The action was brought by a receiver appointed in supplementary proceedings and resulted in the dismissal of the complaint, with costs. Costs having been taxed, the defendant, moved under section 3241 of the Code, that Willis M. Ranney be compelled to pay the costs on the ground that, the action had been brought at his request. Notice of that, motion was served upon the attorney for the plaintiff, in the action in which the receiver was appointed, and the attorney for the receiver, but was not served on Ranney personally. The court granted the motion. Subsequently, a motion was made on behalf of Ranney, who appeared by attorney, for the purposes of that motion only, to vacate the order requiring him to pay such costs. This motion was denied, and from the order denying that motion plaintiff appealed.

If the order directing Ranney to pay the costs had any validity, proceedings might be taken at once against him or his property to enforce.such order. He had an interest in having it set aside so that proceedings upon it might not even be begun. This order adjudicated him to have been beneficially interested in the action brought by the receiver, and that action was brought at his request. Such an order could not be made without notice to him so that he could be heard, and oppose.

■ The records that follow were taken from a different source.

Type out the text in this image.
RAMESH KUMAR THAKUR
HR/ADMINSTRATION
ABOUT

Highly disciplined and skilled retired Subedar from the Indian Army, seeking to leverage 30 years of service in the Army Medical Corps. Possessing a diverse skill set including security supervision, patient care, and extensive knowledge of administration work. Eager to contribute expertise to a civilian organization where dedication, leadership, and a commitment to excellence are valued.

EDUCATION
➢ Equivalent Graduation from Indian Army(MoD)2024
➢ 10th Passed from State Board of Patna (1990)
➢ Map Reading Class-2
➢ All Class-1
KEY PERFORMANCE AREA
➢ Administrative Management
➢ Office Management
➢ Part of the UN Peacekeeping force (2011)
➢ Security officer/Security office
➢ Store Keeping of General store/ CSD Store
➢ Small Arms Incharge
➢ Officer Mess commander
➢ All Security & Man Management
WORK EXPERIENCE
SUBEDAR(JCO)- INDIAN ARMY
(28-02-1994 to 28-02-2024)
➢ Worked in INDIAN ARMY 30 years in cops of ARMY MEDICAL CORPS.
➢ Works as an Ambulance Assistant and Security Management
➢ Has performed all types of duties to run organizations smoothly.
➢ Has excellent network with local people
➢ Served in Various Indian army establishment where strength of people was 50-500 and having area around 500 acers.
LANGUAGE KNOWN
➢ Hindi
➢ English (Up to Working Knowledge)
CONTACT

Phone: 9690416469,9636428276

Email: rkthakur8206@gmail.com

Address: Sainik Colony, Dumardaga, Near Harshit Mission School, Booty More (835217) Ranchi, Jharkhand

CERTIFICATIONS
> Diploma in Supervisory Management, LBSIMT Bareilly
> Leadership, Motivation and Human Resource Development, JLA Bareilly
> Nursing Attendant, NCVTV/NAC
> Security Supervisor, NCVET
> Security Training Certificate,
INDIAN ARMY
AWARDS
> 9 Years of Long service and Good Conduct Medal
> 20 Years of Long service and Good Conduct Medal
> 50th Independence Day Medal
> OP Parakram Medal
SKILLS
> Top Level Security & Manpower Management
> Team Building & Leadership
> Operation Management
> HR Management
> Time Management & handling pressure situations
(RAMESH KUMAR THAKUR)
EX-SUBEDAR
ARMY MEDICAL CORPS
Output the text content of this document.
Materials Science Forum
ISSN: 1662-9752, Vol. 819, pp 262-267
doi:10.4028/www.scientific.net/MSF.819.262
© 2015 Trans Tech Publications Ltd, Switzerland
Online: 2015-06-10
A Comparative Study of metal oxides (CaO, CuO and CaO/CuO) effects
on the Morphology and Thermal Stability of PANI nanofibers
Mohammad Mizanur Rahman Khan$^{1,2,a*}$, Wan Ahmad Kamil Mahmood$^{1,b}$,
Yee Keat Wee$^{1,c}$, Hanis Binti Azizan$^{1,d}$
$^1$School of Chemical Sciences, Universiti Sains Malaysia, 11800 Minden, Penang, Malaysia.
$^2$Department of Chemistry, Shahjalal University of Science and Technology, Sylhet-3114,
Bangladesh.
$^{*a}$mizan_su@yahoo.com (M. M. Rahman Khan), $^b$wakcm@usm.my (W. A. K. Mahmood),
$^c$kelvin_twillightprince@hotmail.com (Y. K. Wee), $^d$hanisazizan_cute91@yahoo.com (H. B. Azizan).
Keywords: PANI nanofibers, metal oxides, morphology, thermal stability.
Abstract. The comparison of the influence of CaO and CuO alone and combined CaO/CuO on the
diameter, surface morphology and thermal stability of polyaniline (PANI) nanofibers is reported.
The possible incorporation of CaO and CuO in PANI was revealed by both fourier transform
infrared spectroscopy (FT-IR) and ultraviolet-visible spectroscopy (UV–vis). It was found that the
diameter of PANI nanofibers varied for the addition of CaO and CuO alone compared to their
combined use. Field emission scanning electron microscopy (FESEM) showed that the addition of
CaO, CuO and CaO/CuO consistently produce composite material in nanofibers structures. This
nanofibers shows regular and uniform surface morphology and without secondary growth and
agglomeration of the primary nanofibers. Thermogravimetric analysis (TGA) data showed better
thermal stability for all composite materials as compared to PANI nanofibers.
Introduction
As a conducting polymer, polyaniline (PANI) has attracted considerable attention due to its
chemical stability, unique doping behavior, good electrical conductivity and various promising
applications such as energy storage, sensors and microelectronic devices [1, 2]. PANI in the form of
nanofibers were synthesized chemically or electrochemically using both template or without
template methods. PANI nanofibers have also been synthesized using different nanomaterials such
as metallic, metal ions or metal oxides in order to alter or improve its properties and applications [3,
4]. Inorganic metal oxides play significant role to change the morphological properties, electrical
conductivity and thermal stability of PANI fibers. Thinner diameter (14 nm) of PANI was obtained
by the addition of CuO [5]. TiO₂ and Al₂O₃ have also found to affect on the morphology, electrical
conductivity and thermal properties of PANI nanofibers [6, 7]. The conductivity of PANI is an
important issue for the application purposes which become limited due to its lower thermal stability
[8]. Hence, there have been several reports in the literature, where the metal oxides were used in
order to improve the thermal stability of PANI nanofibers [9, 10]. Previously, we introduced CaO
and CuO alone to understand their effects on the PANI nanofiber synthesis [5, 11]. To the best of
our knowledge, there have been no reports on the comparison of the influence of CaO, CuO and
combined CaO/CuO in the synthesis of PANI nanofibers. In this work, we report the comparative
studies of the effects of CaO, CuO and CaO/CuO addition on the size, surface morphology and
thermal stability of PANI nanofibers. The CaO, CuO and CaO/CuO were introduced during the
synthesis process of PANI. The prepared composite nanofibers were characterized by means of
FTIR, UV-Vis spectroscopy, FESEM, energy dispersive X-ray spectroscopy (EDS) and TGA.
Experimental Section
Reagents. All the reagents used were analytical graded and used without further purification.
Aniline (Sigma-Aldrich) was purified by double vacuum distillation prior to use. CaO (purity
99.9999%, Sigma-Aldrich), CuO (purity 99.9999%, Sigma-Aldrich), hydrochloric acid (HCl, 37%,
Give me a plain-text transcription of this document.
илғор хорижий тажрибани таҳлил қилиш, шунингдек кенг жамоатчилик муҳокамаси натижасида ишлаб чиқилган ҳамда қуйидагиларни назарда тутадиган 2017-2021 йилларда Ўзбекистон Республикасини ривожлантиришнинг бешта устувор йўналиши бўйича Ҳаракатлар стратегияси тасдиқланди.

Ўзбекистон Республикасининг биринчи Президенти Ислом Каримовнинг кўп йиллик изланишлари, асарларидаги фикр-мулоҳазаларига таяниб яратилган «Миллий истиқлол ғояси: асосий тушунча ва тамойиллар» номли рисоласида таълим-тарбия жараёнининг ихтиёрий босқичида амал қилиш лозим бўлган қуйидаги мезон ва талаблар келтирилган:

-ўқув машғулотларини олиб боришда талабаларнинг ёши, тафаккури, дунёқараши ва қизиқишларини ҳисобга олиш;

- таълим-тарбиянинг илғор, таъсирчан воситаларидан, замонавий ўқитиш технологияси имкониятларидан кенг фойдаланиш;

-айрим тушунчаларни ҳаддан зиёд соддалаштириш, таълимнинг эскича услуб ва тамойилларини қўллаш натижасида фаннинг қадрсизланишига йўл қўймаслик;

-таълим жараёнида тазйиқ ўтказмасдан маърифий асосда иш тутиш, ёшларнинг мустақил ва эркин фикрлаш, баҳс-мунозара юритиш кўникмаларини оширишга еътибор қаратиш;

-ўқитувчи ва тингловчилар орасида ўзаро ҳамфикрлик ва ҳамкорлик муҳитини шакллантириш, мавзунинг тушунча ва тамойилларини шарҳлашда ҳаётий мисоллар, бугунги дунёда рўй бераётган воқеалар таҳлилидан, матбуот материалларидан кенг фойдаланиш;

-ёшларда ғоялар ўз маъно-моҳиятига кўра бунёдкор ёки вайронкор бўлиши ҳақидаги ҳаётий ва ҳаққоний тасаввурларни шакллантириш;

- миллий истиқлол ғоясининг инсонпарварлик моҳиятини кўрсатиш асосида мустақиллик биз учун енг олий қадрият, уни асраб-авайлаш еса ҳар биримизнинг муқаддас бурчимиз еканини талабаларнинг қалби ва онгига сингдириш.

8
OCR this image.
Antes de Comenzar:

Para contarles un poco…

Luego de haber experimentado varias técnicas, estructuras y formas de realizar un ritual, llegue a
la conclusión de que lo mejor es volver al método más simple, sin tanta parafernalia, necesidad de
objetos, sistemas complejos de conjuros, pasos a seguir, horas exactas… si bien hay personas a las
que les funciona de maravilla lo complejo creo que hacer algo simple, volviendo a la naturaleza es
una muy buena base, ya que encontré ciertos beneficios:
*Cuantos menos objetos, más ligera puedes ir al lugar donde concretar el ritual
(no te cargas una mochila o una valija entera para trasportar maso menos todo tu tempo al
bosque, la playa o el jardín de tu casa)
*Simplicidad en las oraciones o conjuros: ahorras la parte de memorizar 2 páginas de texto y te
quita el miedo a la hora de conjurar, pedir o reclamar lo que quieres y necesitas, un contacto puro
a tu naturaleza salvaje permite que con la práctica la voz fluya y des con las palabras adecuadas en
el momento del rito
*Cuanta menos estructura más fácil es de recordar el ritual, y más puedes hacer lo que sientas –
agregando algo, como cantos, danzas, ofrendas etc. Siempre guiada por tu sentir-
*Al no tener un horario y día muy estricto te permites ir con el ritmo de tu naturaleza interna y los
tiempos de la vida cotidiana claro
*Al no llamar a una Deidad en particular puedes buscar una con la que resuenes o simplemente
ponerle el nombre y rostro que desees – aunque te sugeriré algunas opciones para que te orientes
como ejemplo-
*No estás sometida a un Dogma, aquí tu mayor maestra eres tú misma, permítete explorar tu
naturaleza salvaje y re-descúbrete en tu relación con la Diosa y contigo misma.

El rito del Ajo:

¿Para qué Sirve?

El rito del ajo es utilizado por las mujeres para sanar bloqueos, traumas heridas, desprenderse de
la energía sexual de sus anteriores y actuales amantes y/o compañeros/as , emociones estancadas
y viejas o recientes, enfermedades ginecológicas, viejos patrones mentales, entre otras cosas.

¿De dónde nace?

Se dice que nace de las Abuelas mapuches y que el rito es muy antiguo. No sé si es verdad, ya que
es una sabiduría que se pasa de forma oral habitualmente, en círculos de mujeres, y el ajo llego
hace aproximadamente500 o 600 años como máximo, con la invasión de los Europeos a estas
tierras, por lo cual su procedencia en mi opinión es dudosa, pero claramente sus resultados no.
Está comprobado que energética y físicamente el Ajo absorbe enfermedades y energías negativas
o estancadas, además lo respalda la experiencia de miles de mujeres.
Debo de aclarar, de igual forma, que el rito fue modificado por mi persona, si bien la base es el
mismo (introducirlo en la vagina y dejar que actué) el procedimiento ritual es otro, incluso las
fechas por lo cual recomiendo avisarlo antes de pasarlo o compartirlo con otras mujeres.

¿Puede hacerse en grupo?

The finding in the action that it had been brought at his request, and that he was beneficially interested in it, was without validity as to him, as he was not a party to the action. It cannot be said that the notice to the attorney for the receiver was notice to Ranney, because, before it could be held that the attorney for the receiver was acting for Ranney, the court must find that the receiver brought the suit at Ranney’s request, or on Ranney’s account, and that fact was in controversy, and was the fact to be tried on this motitin. Nor Was notice to the attorney for Ranney in the action on which the receiver was appointed, notice to Ranney. That attorney’s authority to appear for Ranney ceased on the entry of the judgment in that action, and there is no evidence that he was subsequently employed by Ranney. ■

The original order having been entered ex parte so far as Ranney was concerned, his proper proceeding was to move to set it aside, and we think that motion should have been granted.

The order appealed from is reversed, with $10 costs and disbursements, and the motion below granted, with $10 costs. 
      Note. It appeared in the appeal book that the request required by Rule 79 had been filed by the judgment creditor, who was a non-resident. This, however, is not adverted to in the opinion, because the merits of the application to charge the judgment creditor with costs were not involved in the motion to vacate the order so charging him, on the ground of its invalidity.